Just a week after the International Air Transport Association came out with a recommendation that carriers worldwide adopt new, somewhat smaller size limits for carry-on bags, the group has suddenly announced it will reassess that proposal “in light of concerns expressed, primarily in North America.”
The global airline trade organization’s retrenchment on the controversial plan came on the same day that its U.S. counterpart — Airlines for America (A4A) — said none of its members planned to adopt the new IATA standards, which called for maximum carry-on dimensions of 21.5 by 13.5 by 7.5 inches.
“A4A and its members reject the recent carry-on size initiative put forth by IATA because it is unnecessary and flies in the face of the actions the U.S. carriers are taking to invest in the customer experience — roughly $1.2 billion a month — including larger overhead bins,” said A4A President and CEO Nicholas Calio. “Our members already have guidelines in place on what size bags they can accommodate, making this action unnecessary.”

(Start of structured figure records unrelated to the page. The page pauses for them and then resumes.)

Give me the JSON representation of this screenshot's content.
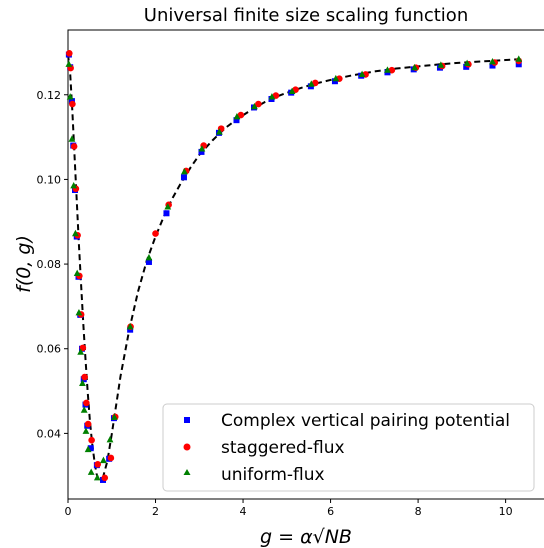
{
  "chart_data": {
    "type": "scatter",
    "title": "Universal finite size scaling function",
    "xlabel": "g = α√NB",
    "ylabel": "f(0, g)",
    "xlim": [
      0,
      10.9
    ],
    "ylim": [
      0.0245,
      0.1353
    ],
    "xticks": [
      0,
      2,
      4,
      6,
      8,
      10
    ],
    "yticks": [
      0.04,
      0.06,
      0.08,
      0.1,
      0.12
    ],
    "ytick_labels": [
      "0.04",
      "0.06",
      "0.08",
      "0.10",
      "0.12"
    ],
    "grid": false,
    "legend": "lower-right",
    "series": [
      {
        "name": "Complex vertical pairing potential",
        "marker": "square",
        "color": "#0000ff",
        "x": [
          0.02,
          0.05,
          0.09,
          0.12,
          0.16,
          0.2,
          0.24,
          0.28,
          0.32,
          0.36,
          0.4,
          0.44,
          0.52,
          0.66,
          0.8,
          0.94,
          1.05,
          1.42,
          1.85,
          2.25,
          2.65,
          3.05,
          3.45,
          3.85,
          4.25,
          4.65,
          5.1,
          5.55,
          6.1,
          6.7,
          7.3,
          7.9,
          8.5,
          9.1,
          9.7,
          10.3
        ],
        "y": [
          0.1295,
          0.1265,
          0.1185,
          0.108,
          0.0975,
          0.0865,
          0.077,
          0.068,
          0.06,
          0.0528,
          0.0468,
          0.0418,
          0.0365,
          0.0325,
          0.029,
          0.034,
          0.0436,
          0.0645,
          0.0805,
          0.092,
          0.1005,
          0.1065,
          0.111,
          0.114,
          0.117,
          0.119,
          0.1205,
          0.122,
          0.1232,
          0.1245,
          0.1253,
          0.126,
          0.1264,
          0.1266,
          0.1269,
          0.1272
        ]
      },
      {
        "name": "staggered-flux",
        "marker": "circle",
        "color": "#ff0000",
        "x": [
          0.03,
          0.06,
          0.1,
          0.14,
          0.18,
          0.22,
          0.26,
          0.3,
          0.34,
          0.38,
          0.42,
          0.46,
          0.54,
          0.68,
          0.84,
          0.98,
          1.08,
          1.43,
          2.0,
          2.3,
          2.7,
          3.1,
          3.5,
          3.95,
          4.35,
          4.75,
          5.2,
          5.65,
          6.2,
          6.8,
          7.4,
          7.95,
          8.55,
          9.15,
          9.75,
          10.3
        ],
        "y": [
          0.1298,
          0.1263,
          0.1178,
          0.1078,
          0.0978,
          0.0868,
          0.0772,
          0.0681,
          0.0602,
          0.0533,
          0.0472,
          0.0422,
          0.0384,
          0.0327,
          0.0295,
          0.0342,
          0.0439,
          0.0652,
          0.0872,
          0.094,
          0.102,
          0.108,
          0.112,
          0.1152,
          0.1178,
          0.1198,
          0.1212,
          0.1228,
          0.1238,
          0.1248,
          0.1258,
          0.1264,
          0.1268,
          0.1272,
          0.1276,
          0.128
        ]
      },
      {
        "name": "uniform-flux",
        "marker": "triangle",
        "color": "#008000",
        "x": [
          0.02,
          0.05,
          0.09,
          0.13,
          0.17,
          0.21,
          0.25,
          0.29,
          0.33,
          0.37,
          0.41,
          0.46,
          0.53,
          0.67,
          0.81,
          0.96,
          1.06,
          1.42,
          1.85,
          2.28,
          2.66,
          3.06,
          3.46,
          3.86,
          4.26,
          4.66,
          5.12,
          5.56,
          6.12,
          6.72,
          7.3,
          7.92,
          8.52,
          9.12,
          9.7,
          10.3
        ],
        "y": [
          0.1272,
          0.1195,
          0.1095,
          0.0985,
          0.0872,
          0.0778,
          0.0685,
          0.0592,
          0.0518,
          0.0455,
          0.0405,
          0.0362,
          0.0308,
          0.0295,
          0.0336,
          0.0385,
          0.0438,
          0.0652,
          0.0815,
          0.0935,
          0.1018,
          0.1072,
          0.1112,
          0.1148,
          0.1172,
          0.1195,
          0.1208,
          0.1225,
          0.1238,
          0.1248,
          0.1258,
          0.1264,
          0.127,
          0.1274,
          0.1278,
          0.1284
        ]
      }
    ],
    "fit_line": {
      "style": "dashed",
      "color": "#000000",
      "x": [
        0.0,
        0.05,
        0.1,
        0.15,
        0.2,
        0.25,
        0.3,
        0.35,
        0.4,
        0.45,
        0.5,
        0.55,
        0.6,
        0.65,
        0.7,
        0.8,
        0.9,
        1.0,
        1.2,
        1.4,
        1.6,
        1.8,
        2.0,
        2.2,
        2.4,
        2.6,
        2.8,
        3.0,
        3.3,
        3.6,
        3.9,
        4.2,
        4.5,
        4.8,
        5.2,
        5.6,
        6.0,
        6.5,
        7.0,
        7.5,
        8.0,
        8.5,
        9.0,
        9.5,
        10.0,
        10.3
      ],
      "y": [
        0.1295,
        0.125,
        0.116,
        0.1055,
        0.095,
        0.0845,
        0.075,
        0.0658,
        0.0575,
        0.0498,
        0.043,
        0.0378,
        0.0338,
        0.0305,
        0.0292,
        0.0296,
        0.0335,
        0.0398,
        0.0535,
        0.0645,
        0.0735,
        0.0808,
        0.0865,
        0.0915,
        0.0958,
        0.0995,
        0.1028,
        0.1058,
        0.1092,
        0.1122,
        0.1145,
        0.1165,
        0.1183,
        0.1197,
        0.1212,
        0.1225,
        0.1235,
        0.1246,
        0.1255,
        0.1262,
        0.1267,
        0.1272,
        0.1276,
        0.1279,
        0.1282,
        0.1284
      ]
    }
  }
}
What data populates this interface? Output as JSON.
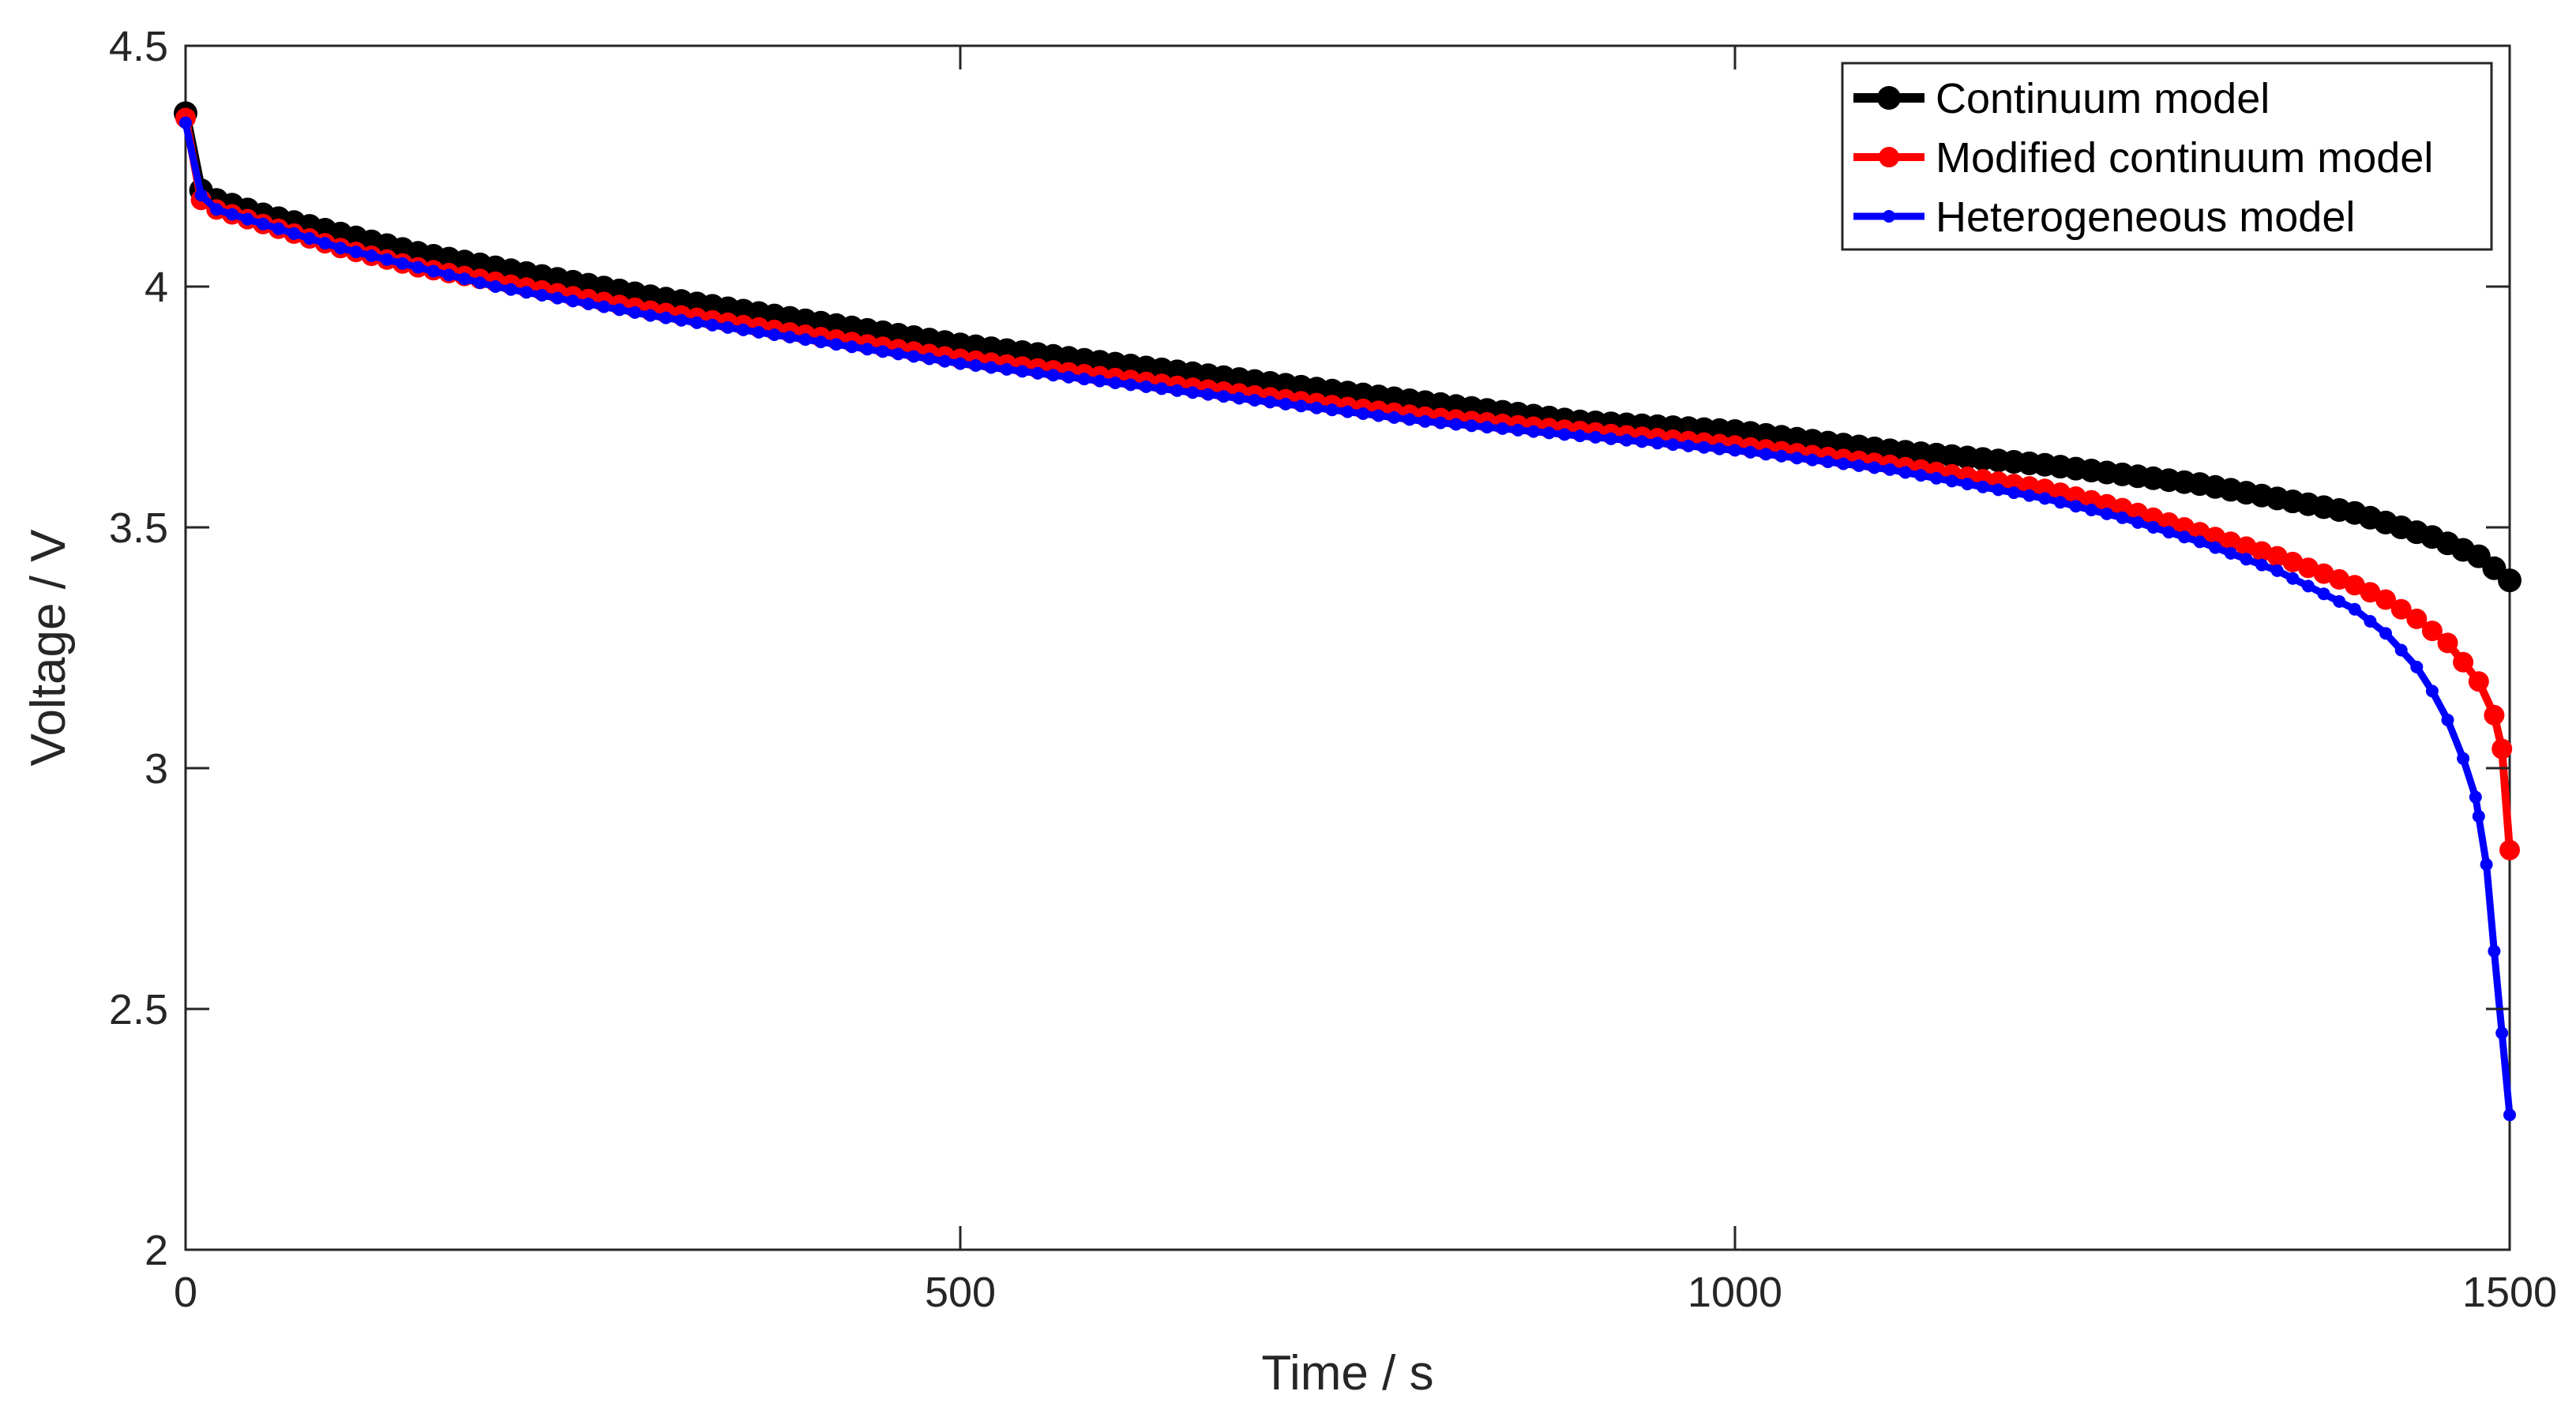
{
  "chart_data": {
    "type": "line",
    "title": "",
    "xlabel": "Time / s",
    "ylabel": "Voltage / V",
    "xlim": [
      0,
      1500
    ],
    "ylim": [
      2,
      4.5
    ],
    "xticks": [
      0,
      500,
      1000,
      1500
    ],
    "yticks": [
      2,
      2.5,
      3,
      3.5,
      4,
      4.5
    ],
    "xtick_labels": [
      "0",
      "500",
      "1000",
      "1500"
    ],
    "ytick_labels": [
      "2",
      "2.5",
      "3",
      "3.5",
      "4",
      "4.5"
    ],
    "grid": false,
    "legend_position": "top-right",
    "series": [
      {
        "name": "Continuum model",
        "color": "#000000",
        "marker": "circle",
        "points": [
          [
            0,
            4.36
          ],
          [
            10,
            4.2
          ],
          [
            20,
            4.18
          ],
          [
            50,
            4.15
          ],
          [
            100,
            4.11
          ],
          [
            150,
            4.07
          ],
          [
            200,
            4.04
          ],
          [
            300,
            3.98
          ],
          [
            400,
            3.93
          ],
          [
            500,
            3.88
          ],
          [
            600,
            3.84
          ],
          [
            700,
            3.8
          ],
          [
            800,
            3.76
          ],
          [
            900,
            3.72
          ],
          [
            1000,
            3.7
          ],
          [
            1100,
            3.66
          ],
          [
            1200,
            3.63
          ],
          [
            1300,
            3.59
          ],
          [
            1350,
            3.56
          ],
          [
            1400,
            3.53
          ],
          [
            1450,
            3.48
          ],
          [
            1480,
            3.44
          ],
          [
            1500,
            3.39
          ]
        ]
      },
      {
        "name": "Modified continuum model",
        "color": "#ff0000",
        "marker": "circle",
        "points": [
          [
            0,
            4.35
          ],
          [
            10,
            4.18
          ],
          [
            20,
            4.16
          ],
          [
            50,
            4.13
          ],
          [
            100,
            4.08
          ],
          [
            150,
            4.04
          ],
          [
            200,
            4.01
          ],
          [
            300,
            3.95
          ],
          [
            400,
            3.9
          ],
          [
            500,
            3.85
          ],
          [
            600,
            3.81
          ],
          [
            700,
            3.77
          ],
          [
            800,
            3.73
          ],
          [
            900,
            3.7
          ],
          [
            1000,
            3.67
          ],
          [
            1100,
            3.63
          ],
          [
            1200,
            3.58
          ],
          [
            1250,
            3.54
          ],
          [
            1300,
            3.49
          ],
          [
            1350,
            3.44
          ],
          [
            1400,
            3.38
          ],
          [
            1420,
            3.35
          ],
          [
            1440,
            3.31
          ],
          [
            1460,
            3.26
          ],
          [
            1470,
            3.22
          ],
          [
            1480,
            3.18
          ],
          [
            1490,
            3.11
          ],
          [
            1495,
            3.04
          ],
          [
            1500,
            2.83
          ]
        ]
      },
      {
        "name": "Heterogeneous model",
        "color": "#0000ff",
        "marker": "circle",
        "points": [
          [
            0,
            4.34
          ],
          [
            10,
            4.19
          ],
          [
            20,
            4.16
          ],
          [
            50,
            4.13
          ],
          [
            100,
            4.08
          ],
          [
            150,
            4.04
          ],
          [
            200,
            4.0
          ],
          [
            300,
            3.94
          ],
          [
            400,
            3.89
          ],
          [
            500,
            3.84
          ],
          [
            600,
            3.8
          ],
          [
            700,
            3.76
          ],
          [
            800,
            3.72
          ],
          [
            900,
            3.69
          ],
          [
            1000,
            3.66
          ],
          [
            1100,
            3.62
          ],
          [
            1200,
            3.56
          ],
          [
            1250,
            3.52
          ],
          [
            1300,
            3.47
          ],
          [
            1350,
            3.41
          ],
          [
            1400,
            3.33
          ],
          [
            1420,
            3.28
          ],
          [
            1440,
            3.21
          ],
          [
            1450,
            3.16
          ],
          [
            1460,
            3.1
          ],
          [
            1470,
            3.02
          ],
          [
            1478,
            2.94
          ],
          [
            1485,
            2.8
          ],
          [
            1490,
            2.62
          ],
          [
            1495,
            2.45
          ],
          [
            1500,
            2.28
          ]
        ]
      }
    ]
  }
}
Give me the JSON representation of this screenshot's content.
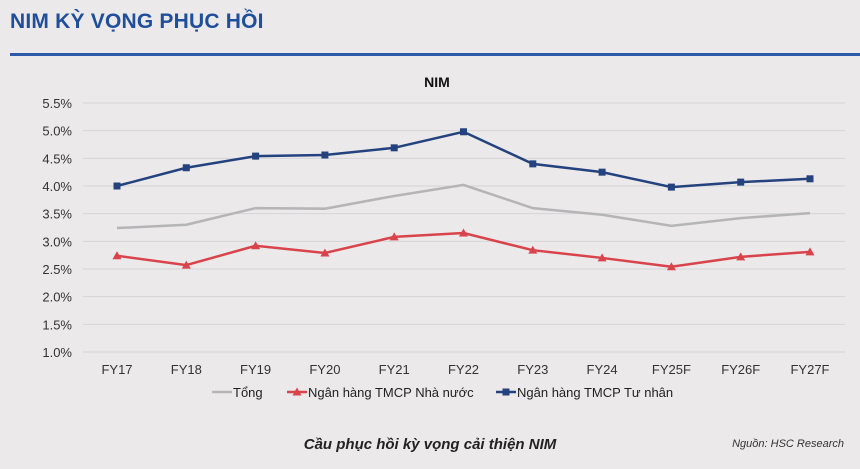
{
  "header": {
    "title": "NIM KỲ VỌNG PHỤC HỒI"
  },
  "footer": {
    "caption": "Cầu phục hồi kỳ vọng cải thiện NIM",
    "source": "Nguồn: HSC Research"
  },
  "chart_data": {
    "type": "line",
    "title": "NIM",
    "xlabel": "",
    "ylabel": "",
    "categories": [
      "FY17",
      "FY18",
      "FY19",
      "FY20",
      "FY21",
      "FY22",
      "FY23",
      "FY24",
      "FY25F",
      "FY26F",
      "FY27F"
    ],
    "yticks": [
      "1.0%",
      "1.5%",
      "2.0%",
      "2.5%",
      "3.0%",
      "3.5%",
      "4.0%",
      "4.5%",
      "5.0%",
      "5.5%"
    ],
    "ylim": [
      1.0,
      5.5
    ],
    "grid": true,
    "legend_position": "bottom",
    "series": [
      {
        "name": "Tổng",
        "color": "#b5b5b7",
        "marker": "none",
        "values": [
          3.24,
          3.3,
          3.6,
          3.59,
          3.82,
          4.02,
          3.6,
          3.48,
          3.28,
          3.42,
          3.51
        ]
      },
      {
        "name": "Ngân hàng TMCP Nhà nước",
        "color": "#d9434b",
        "marker": "triangle",
        "values": [
          2.74,
          2.57,
          2.92,
          2.79,
          3.08,
          3.15,
          2.84,
          2.7,
          2.54,
          2.72,
          2.81
        ]
      },
      {
        "name": "Ngân hàng TMCP Tư nhân",
        "color": "#24427e",
        "marker": "square",
        "values": [
          4.0,
          4.33,
          4.54,
          4.56,
          4.69,
          4.98,
          4.4,
          4.25,
          3.98,
          4.07,
          4.13
        ]
      }
    ]
  }
}
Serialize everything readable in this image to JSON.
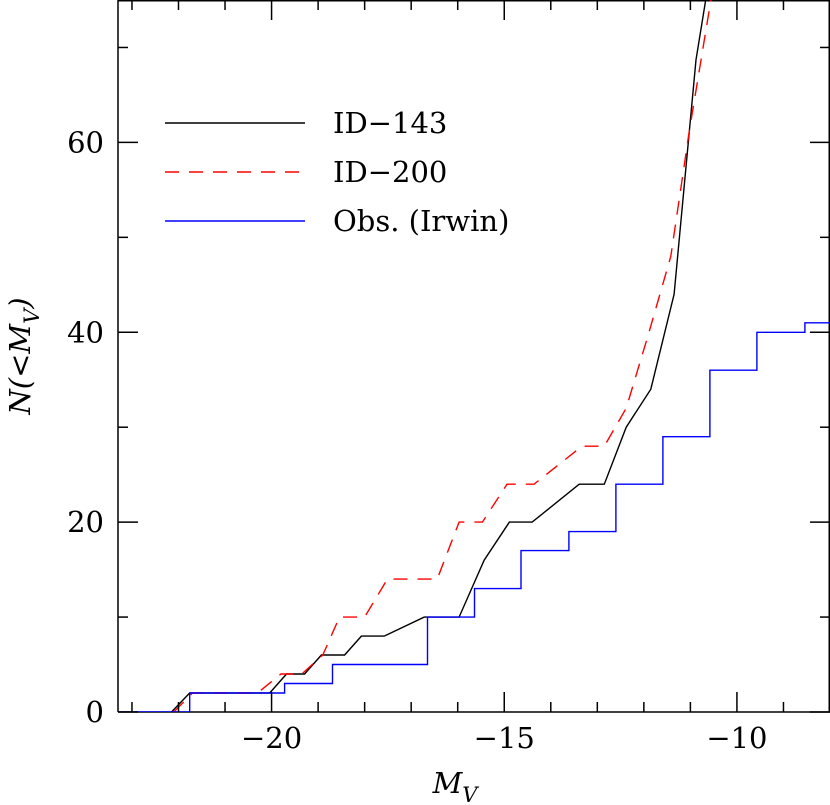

Original story: Another carryon bag brouhaha brewing
Considering the potential consumer outrage if the plan had been widely adopted, we can’t say we’re surprised that cooler heads prevailed at U.S. carriers.
IATA said that there has been too much confusion about the proposal (which it calls Cabin OK) — particularly by media reports that made it sound like the standard would be mandatory and that travelers would have to rush out and buy new carry-on luggage to meet the smaller dimensions.
“Cabin OK is a guideline for an optimally sized cabin bag, not an industry standard,” IATA said. “Cabin OK does not seek to define a maximum size for carry-on bags, which is something each airline does individually. And no consumer will be forced into buying a new bag as a result of this voluntary initiative.” Nonetheless, IATA said it has “paused” the program until it can reassess the whole idea.